A l’heure actuelle, la marine nationale, compte-tenu des limitations liées aux sous-marins nucléaires, ne peut effectuer que des exercices partiels, ne simulant qu’une partie de l’opération de sauvetage. Ils sont effectués à quai ou sur un site situé devant la presqu’île de Saint-Mandrier. Le sous-marin y est immergé entre 2 eaux, retenu au fond par un câble. Mais le site ne peut être utilisé que par mer très calme (vagues d’une hauteur inférieure à 50 cm). Utilisé jusqu’à présent une seule fois, de nouveaux exercices programmés ont dû être annulés à cause de la météo.

A quai, seuls des exercices de ventilation extérieure peuvent être effectués. Sur le site de Saint-Mandrier, on peut mener des exercices de ventilation ou des exercices de sauvetage individuels.

Les exercices de ventilation extérieure ne peuvent être effectués que sur les sous-marins nucléaires d’attaque. En effet, les sous-marins nucléaires lanceurs d’engins, depuis la classe M4 (Inflexible), ne sont plus équipés des installations nécessaires. Les SNLE type « Le Triomphant » devraient prochainement disposer de cette capacité.

Les anciens sous-mariniers se souviennent certainement d’être passé à la Tour Davis : il s’agissait d’un centre d’entraînement au sauvetage individuel, installé à l’intérieur de la base sous-marine de Lorient. Aujourd’hui, le successeur de ce centre se situe sur la base de l’Île-Longue. Régulièrement, tous les sous-mariniers doivent effectuer des remontées, revêtus de la combinaison de sauvetage, depuis un sas de sauvetage reproduisant celui d’un sous-marin.
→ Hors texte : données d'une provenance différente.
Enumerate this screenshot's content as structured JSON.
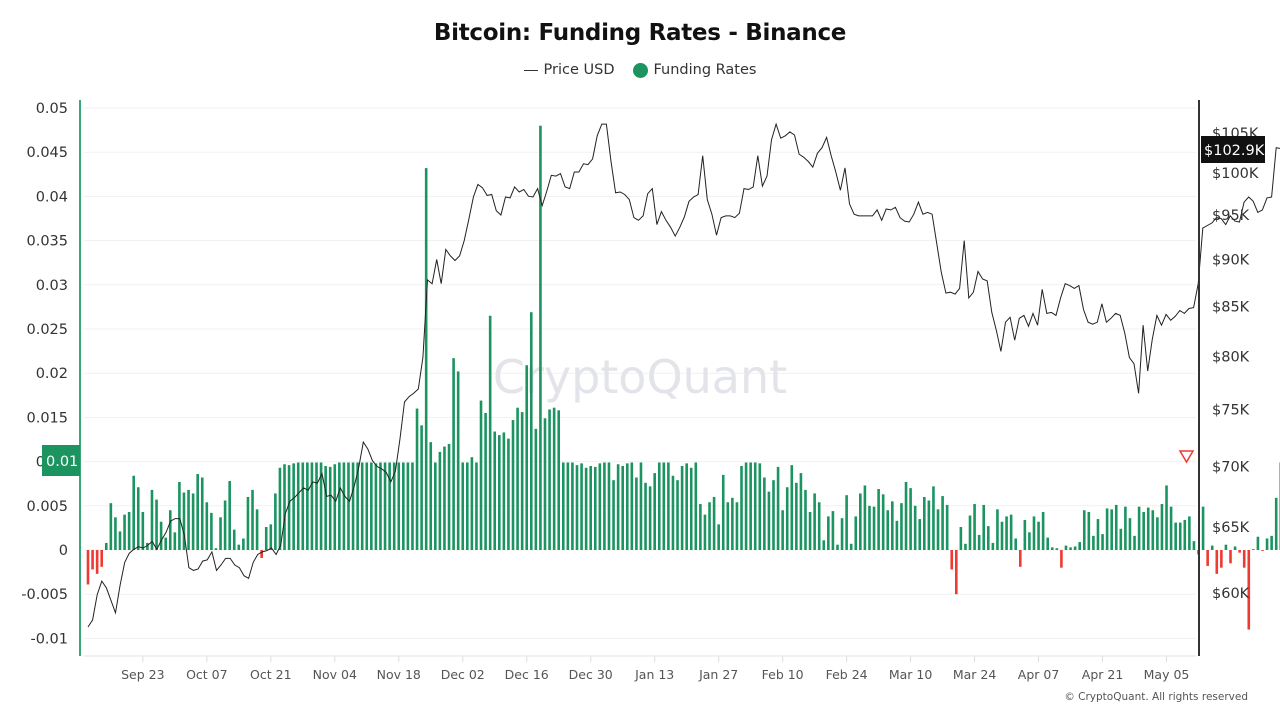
{
  "title": "Bitcoin: Funding Rates - Binance",
  "legend": [
    {
      "label": "Price USD",
      "type": "line",
      "color": "#222222"
    },
    {
      "label": "Funding Rates",
      "type": "dot",
      "color": "#1b9460"
    }
  ],
  "watermark": "CryptoQuant",
  "copyright": "© CryptoQuant. All rights reserved",
  "colors": {
    "positive": "#1b9460",
    "negative": "#ee3a33",
    "price_line": "#222222",
    "left_axis": "#3aa77a",
    "right_axis": "#333333",
    "grid": "#f1f1f1"
  },
  "current_value_badges": {
    "funding": "0.01",
    "price": "$102.9K"
  },
  "chart_data": {
    "type": "bar",
    "title": "Bitcoin: Funding Rates - Binance",
    "xlabel": "",
    "ylabel_left": "Funding Rates",
    "ylabel_right": "Price USD",
    "left_axis": {
      "ticks": [
        "0.05",
        "0.045",
        "0.04",
        "0.035",
        "0.03",
        "0.025",
        "0.02",
        "0.015",
        "0.01",
        "0.005",
        "0",
        "-0.005",
        "-0.01"
      ],
      "range": [
        -0.0115,
        0.0505
      ]
    },
    "right_axis": {
      "scale": "log",
      "ticks": [
        "$105K",
        "$100K",
        "$95K",
        "$90K",
        "$85K",
        "$80K",
        "$75K",
        "$70K",
        "$65K",
        "$60K"
      ]
    },
    "x_ticks": [
      "Sep 23",
      "Oct 07",
      "Oct 21",
      "Nov 04",
      "Nov 18",
      "Dec 02",
      "Dec 16",
      "Dec 30",
      "Jan 13",
      "Jan 27",
      "Feb 10",
      "Feb 24",
      "Mar 10",
      "Mar 24",
      "Apr 07",
      "Apr 21",
      "May 05"
    ],
    "grid": true,
    "legend_position": "top",
    "start_date": "Sep 11",
    "end_date": "May 10",
    "series": [
      {
        "name": "Funding Rates",
        "type": "bar",
        "values": [
          -0.0039,
          -0.0022,
          -0.0027,
          -0.0019,
          0.0008,
          0.0053,
          0.0037,
          0.0021,
          0.004,
          0.0043,
          0.0084,
          0.0071,
          0.0043,
          0.0008,
          0.0068,
          0.0057,
          0.0032,
          0.0014,
          0.0045,
          0.002,
          0.0077,
          0.0065,
          0.0068,
          0.0064,
          0.0086,
          0.0082,
          0.0054,
          0.0042,
          0.0002,
          0.0037,
          0.0056,
          0.0078,
          0.0023,
          0.0006,
          0.0013,
          0.006,
          0.0068,
          0.0046,
          -0.0009,
          0.0026,
          0.0029,
          0.0064,
          0.0093,
          0.0097,
          0.0096,
          0.0098,
          0.0099,
          0.0099,
          0.0099,
          0.0099,
          0.0099,
          0.0099,
          0.0095,
          0.0094,
          0.0097,
          0.0099,
          0.0099,
          0.0099,
          0.0099,
          0.0099,
          0.0099,
          0.0099,
          0.0099,
          0.0098,
          0.0099,
          0.0099,
          0.0099,
          0.0099,
          0.0099,
          0.0099,
          0.0099,
          0.0099,
          0.016,
          0.0141,
          0.0432,
          0.0122,
          0.0099,
          0.0111,
          0.0117,
          0.012,
          0.0217,
          0.0202,
          0.0099,
          0.0099,
          0.0105,
          0.0099,
          0.0169,
          0.0155,
          0.0265,
          0.0134,
          0.013,
          0.0133,
          0.0126,
          0.0147,
          0.0161,
          0.0156,
          0.0209,
          0.0269,
          0.0137,
          0.048,
          0.0149,
          0.0159,
          0.0161,
          0.0158,
          0.0099,
          0.0099,
          0.0099,
          0.0096,
          0.0098,
          0.0093,
          0.0095,
          0.0094,
          0.0098,
          0.0099,
          0.0099,
          0.0079,
          0.0097,
          0.0095,
          0.0098,
          0.0099,
          0.0082,
          0.0099,
          0.0076,
          0.0072,
          0.0087,
          0.0099,
          0.0099,
          0.0099,
          0.0084,
          0.0079,
          0.0095,
          0.0098,
          0.0093,
          0.0099,
          0.0052,
          0.004,
          0.0054,
          0.006,
          0.0029,
          0.0085,
          0.0054,
          0.0059,
          0.0054,
          0.0095,
          0.0099,
          0.0099,
          0.0099,
          0.0098,
          0.0082,
          0.0066,
          0.0079,
          0.0094,
          0.0045,
          0.0071,
          0.0096,
          0.0076,
          0.0087,
          0.0068,
          0.0043,
          0.0064,
          0.0054,
          0.0011,
          0.0038,
          0.0044,
          0.0006,
          0.0036,
          0.0062,
          0.0007,
          0.0038,
          0.0064,
          0.0073,
          0.005,
          0.0049,
          0.0069,
          0.0063,
          0.0045,
          0.0055,
          0.0033,
          0.0053,
          0.0077,
          0.007,
          0.005,
          0.0035,
          0.006,
          0.0056,
          0.0072,
          0.0046,
          0.0061,
          0.0051,
          -0.0022,
          -0.005,
          0.0026,
          0.0007,
          0.0039,
          0.0052,
          0.0017,
          0.0051,
          0.0027,
          0.0008,
          0.0046,
          0.0032,
          0.0038,
          0.004,
          0.0013,
          -0.0019,
          0.0034,
          0.002,
          0.0038,
          0.0032,
          0.0043,
          0.0014,
          0.0003,
          0.0002,
          -0.002,
          0.0005,
          0.0003,
          0.0004,
          0.0009,
          0.0045,
          0.0043,
          0.0016,
          0.0035,
          0.0018,
          0.0047,
          0.0046,
          0.0051,
          0.0024,
          0.0049,
          0.0036,
          0.0016,
          0.0049,
          0.0043,
          0.0048,
          0.0045,
          0.0037,
          0.0052,
          0.0073,
          0.0049,
          0.0031,
          0.0031,
          0.0034,
          0.0038,
          0.001,
          -0.0005,
          0.0049,
          -0.0018,
          0.0005,
          -0.0027,
          -0.002,
          0.0006,
          -0.0015,
          0.0004,
          -0.0003,
          -0.002,
          -0.009,
          0.0001,
          0.0015,
          -0.0001,
          0.0013,
          0.0016,
          0.0059,
          0.0099
        ]
      },
      {
        "name": "Price USD",
        "type": "line",
        "values": [
          57500,
          58000,
          59800,
          60800,
          60300,
          59400,
          58500,
          60500,
          62200,
          62900,
          63200,
          63400,
          63300,
          63500,
          63800,
          63200,
          63900,
          64500,
          65400,
          65600,
          65600,
          64300,
          61800,
          61600,
          61700,
          62300,
          62400,
          63000,
          61600,
          62000,
          62500,
          62500,
          62000,
          61800,
          61200,
          61000,
          62200,
          62800,
          63000,
          63100,
          63300,
          62800,
          63500,
          66000,
          67000,
          67300,
          67700,
          68100,
          67900,
          68600,
          68500,
          69300,
          67400,
          67500,
          67000,
          68100,
          67400,
          67000,
          68200,
          69800,
          72000,
          71400,
          70400,
          69900,
          69700,
          69400,
          68600,
          69500,
          72300,
          75600,
          76100,
          76400,
          76800,
          79800,
          87700,
          87300,
          89900,
          87300,
          91000,
          90300,
          89800,
          90300,
          92000,
          94400,
          97000,
          98500,
          98100,
          97200,
          97300,
          95400,
          94900,
          97000,
          96900,
          98200,
          97600,
          97900,
          97100,
          97000,
          98000,
          96000,
          97700,
          99600,
          99500,
          99800,
          98200,
          98000,
          100000,
          100000,
          101000,
          100900,
          101600,
          104500,
          106000,
          106000,
          101300,
          97500,
          97600,
          97300,
          96700,
          94600,
          94300,
          94800,
          97400,
          98000,
          93800,
          95300,
          94300,
          93500,
          92500,
          93500,
          94700,
          96500,
          97000,
          97300,
          102000,
          96700,
          95000,
          92600,
          94600,
          94800,
          94800,
          94600,
          95100,
          98000,
          97900,
          98200,
          102000,
          98300,
          99500,
          104000,
          106000,
          104200,
          104500,
          105000,
          104600,
          102200,
          101800,
          101300,
          100600,
          102300,
          103000,
          104300,
          102000,
          100000,
          97800,
          100500,
          96200,
          95000,
          94800,
          94800,
          94800,
          94800,
          95500,
          94300,
          95600,
          95500,
          95800,
          94600,
          94200,
          94100,
          95000,
          96400,
          95000,
          95200,
          95000,
          91700,
          88500,
          86300,
          86400,
          86200,
          86800,
          92000,
          85800,
          86400,
          88600,
          87800,
          87600,
          84300,
          82500,
          80400,
          83300,
          83800,
          81500,
          83700,
          84000,
          82900,
          84200,
          83000,
          86700,
          84200,
          84300,
          84000,
          85800,
          87300,
          87100,
          86800,
          87100,
          84600,
          83300,
          83100,
          83300,
          85200,
          83300,
          83700,
          84200,
          84000,
          82200,
          79800,
          79200,
          76400,
          83000,
          78500,
          81600,
          84000,
          83000,
          84100,
          83500,
          83900,
          84500,
          84200,
          84700,
          84800,
          87300,
          93400,
          93700,
          94000,
          94600,
          94500,
          93800,
          94800,
          94200,
          94100,
          96400,
          97000,
          96500,
          95200,
          95500,
          96900,
          97000,
          103000,
          102900
        ]
      }
    ]
  }
}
La marine étudie aussi des nouvelles organisations et méthodes qui lui permettraient de contourner les limitations. Ainsi, la marine étudie comment elle pourrait s’entraîner à la localisation d’un sous-marin en détresse, par exemple en déposant en mer, à la surface, une bouée de détresse et sur le fond de la mer une balise de détresse.

En revanche, d’autres phases sont plus difficiles à simuler.
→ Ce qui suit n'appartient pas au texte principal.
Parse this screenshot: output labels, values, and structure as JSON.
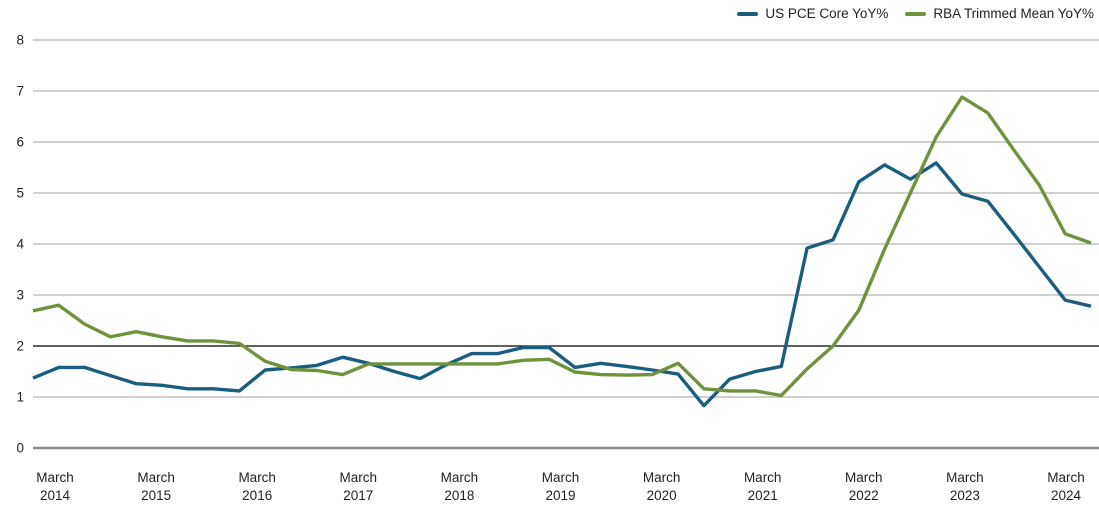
{
  "chart_data": {
    "type": "line",
    "title": "",
    "xlabel": "",
    "ylabel": "",
    "ylim": [
      0,
      8
    ],
    "yticks": [
      0,
      1,
      2,
      3,
      4,
      5,
      6,
      7,
      8
    ],
    "emphasized_y_gridline": 2,
    "grid": "horizontal-only",
    "legend_position": "top-right",
    "x": [
      "Mar 2014",
      "Jun 2014",
      "Sep 2014",
      "Dec 2014",
      "Mar 2015",
      "Jun 2015",
      "Sep 2015",
      "Dec 2015",
      "Mar 2016",
      "Jun 2016",
      "Sep 2016",
      "Dec 2016",
      "Mar 2017",
      "Jun 2017",
      "Sep 2017",
      "Dec 2017",
      "Mar 2018",
      "Jun 2018",
      "Sep 2018",
      "Dec 2018",
      "Mar 2019",
      "Jun 2019",
      "Sep 2019",
      "Dec 2019",
      "Mar 2020",
      "Jun 2020",
      "Sep 2020",
      "Dec 2020",
      "Mar 2021",
      "Jun 2021",
      "Sep 2021",
      "Dec 2021",
      "Mar 2022",
      "Jun 2022",
      "Sep 2022",
      "Dec 2022",
      "Mar 2023",
      "Jun 2023",
      "Sep 2023",
      "Dec 2023",
      "Mar 2024",
      "Jun 2024"
    ],
    "x_axis_ticks": [
      {
        "month": "March",
        "year": "2014"
      },
      {
        "month": "March",
        "year": "2015"
      },
      {
        "month": "March",
        "year": "2016"
      },
      {
        "month": "March",
        "year": "2017"
      },
      {
        "month": "March",
        "year": "2018"
      },
      {
        "month": "March",
        "year": "2019"
      },
      {
        "month": "March",
        "year": "2020"
      },
      {
        "month": "March",
        "year": "2021"
      },
      {
        "month": "March",
        "year": "2022"
      },
      {
        "month": "March",
        "year": "2023"
      },
      {
        "month": "March",
        "year": "2024"
      }
    ],
    "series": [
      {
        "name": "US PCE Core YoY%",
        "color": "#1b5d7e",
        "values": [
          1.37,
          1.58,
          1.58,
          1.42,
          1.26,
          1.23,
          1.16,
          1.16,
          1.12,
          1.53,
          1.57,
          1.62,
          1.78,
          1.66,
          1.5,
          1.36,
          1.63,
          1.85,
          1.85,
          1.97,
          1.97,
          1.58,
          1.66,
          1.6,
          1.53,
          1.45,
          0.83,
          1.35,
          1.5,
          1.6,
          3.92,
          4.08,
          5.22,
          5.55,
          5.27,
          5.59,
          4.98,
          4.84,
          4.2,
          3.55,
          2.9,
          2.78
        ]
      },
      {
        "name": "RBA Trimmed Mean YoY%",
        "color": "#6f923e",
        "values": [
          2.69,
          2.8,
          2.43,
          2.18,
          2.28,
          2.18,
          2.1,
          2.1,
          2.05,
          1.7,
          1.54,
          1.52,
          1.44,
          1.65,
          1.65,
          1.65,
          1.65,
          1.65,
          1.65,
          1.72,
          1.74,
          1.49,
          1.44,
          1.43,
          1.44,
          1.66,
          1.16,
          1.12,
          1.12,
          1.03,
          1.55,
          2.0,
          2.7,
          3.9,
          5.0,
          6.1,
          6.88,
          6.57,
          5.85,
          5.15,
          4.2,
          4.02
        ]
      }
    ],
    "colors": {
      "gridline": "#b3b3b3",
      "emphasized_gridline": "#000000",
      "baseline": "#8c8c8c",
      "text": "#231f20"
    }
  }
}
L’an prochain, la marine nationale prévoit d’organiser un exercice de sauvetage, avec le NSRS, qui devrait se dérouler au large de Toulon. Mais, compte tenu des limitations, la marine a estimé qu’il serait peu pratique d’utiliser un de ses SNA. Elle a donc demandé à l’Espagne et à l’Italie de "prêter" un de leurs sous-marins classiques. L’Espagne a déjà donné son accord de principe. La marine nationale fournira les navires de soutien.
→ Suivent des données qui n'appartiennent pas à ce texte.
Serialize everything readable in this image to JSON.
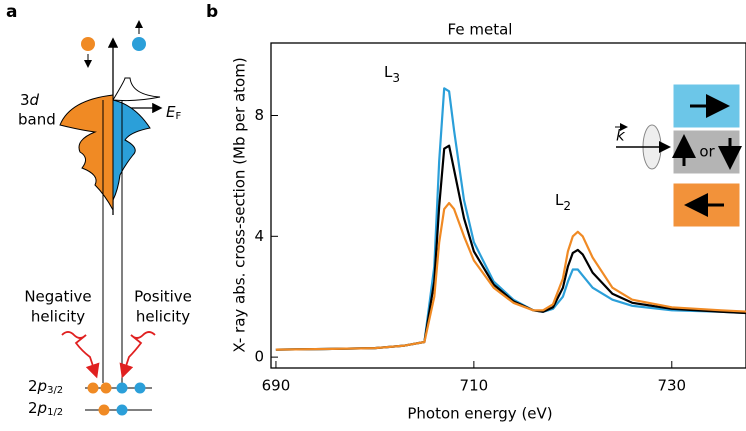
{
  "chart_data": {
    "type": "line",
    "panel_label": "b",
    "title": "Fe metal",
    "x_label": "Photon energy (eV)",
    "y_label": "X- ray abs. cross-section (Mb per atom)",
    "x": [
      690,
      695,
      700,
      703,
      705,
      706,
      706.5,
      707,
      707.5,
      708,
      709,
      710,
      712,
      714,
      716,
      717,
      718,
      719,
      719.5,
      720,
      720.5,
      721,
      722,
      724,
      726,
      730,
      735,
      738
    ],
    "series": [
      {
        "color": "#2b9fd9",
        "values": [
          0.25,
          0.27,
          0.3,
          0.38,
          0.5,
          3.0,
          6.5,
          8.9,
          8.8,
          7.5,
          5.2,
          3.8,
          2.5,
          1.9,
          1.55,
          1.5,
          1.6,
          2.0,
          2.5,
          2.9,
          2.9,
          2.7,
          2.3,
          1.9,
          1.7,
          1.55,
          1.5,
          1.45
        ]
      },
      {
        "color": "#000000",
        "values": [
          0.25,
          0.27,
          0.3,
          0.38,
          0.5,
          2.5,
          5.0,
          6.9,
          7.0,
          6.2,
          4.6,
          3.5,
          2.4,
          1.85,
          1.55,
          1.5,
          1.65,
          2.3,
          3.0,
          3.45,
          3.55,
          3.4,
          2.8,
          2.1,
          1.8,
          1.6,
          1.5,
          1.45
        ]
      },
      {
        "color": "#f08a24",
        "values": [
          0.25,
          0.27,
          0.3,
          0.38,
          0.5,
          2.0,
          3.8,
          4.9,
          5.1,
          4.9,
          4.0,
          3.2,
          2.3,
          1.8,
          1.55,
          1.55,
          1.75,
          2.6,
          3.5,
          4.0,
          4.15,
          4.0,
          3.3,
          2.3,
          1.9,
          1.65,
          1.55,
          1.5
        ]
      }
    ],
    "xlim": [
      689.5,
      737.5
    ],
    "ylim": [
      -0.36,
      10.4
    ],
    "xticks": [
      690,
      710,
      730
    ],
    "yticks": [
      0,
      4,
      8
    ],
    "annotations": [
      {
        "text": "L",
        "subscript": "3"
      },
      {
        "text": "L",
        "subscript": "2"
      }
    ],
    "legend_text": "or",
    "wave_vector": "k",
    "legend_colors": [
      "#6cc6e8",
      "#b4b4b4",
      "#f2923a"
    ]
  },
  "diagram": {
    "panel_label": "a",
    "band": {
      "number": "3",
      "orbital": "d",
      "word": "band"
    },
    "fermi": {
      "main": "E",
      "subscript": "F"
    },
    "negative": [
      "Negative",
      "helicity"
    ],
    "positive": [
      "Positive",
      "helicity"
    ],
    "levels": [
      {
        "main": "2",
        "orbital": "p",
        "subscript": "3/2"
      },
      {
        "main": "2",
        "orbital": "p",
        "subscript": "1/2"
      }
    ]
  }
}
Précision importante : si les limitations liées à la propulsion nucléaire s’appliquent lors des exercices, elles ne sont pas évidemment pas d’actualité en cas d’intervention réelle sur un sous-marin nucléaire.

Notes :

[1Bien que le sigle NSRS signifie NATO Submarine Rescue System, il n’appartient pas à l’OTAN. Cela devait être le cas à l’origine mais, après quelques années de développement du projet, seules la France, le Royaume-Uni et la Norvège sont restées. Cependant, le nom étant devenu entre temps très connu, il était devenu bien difficile d’en changer …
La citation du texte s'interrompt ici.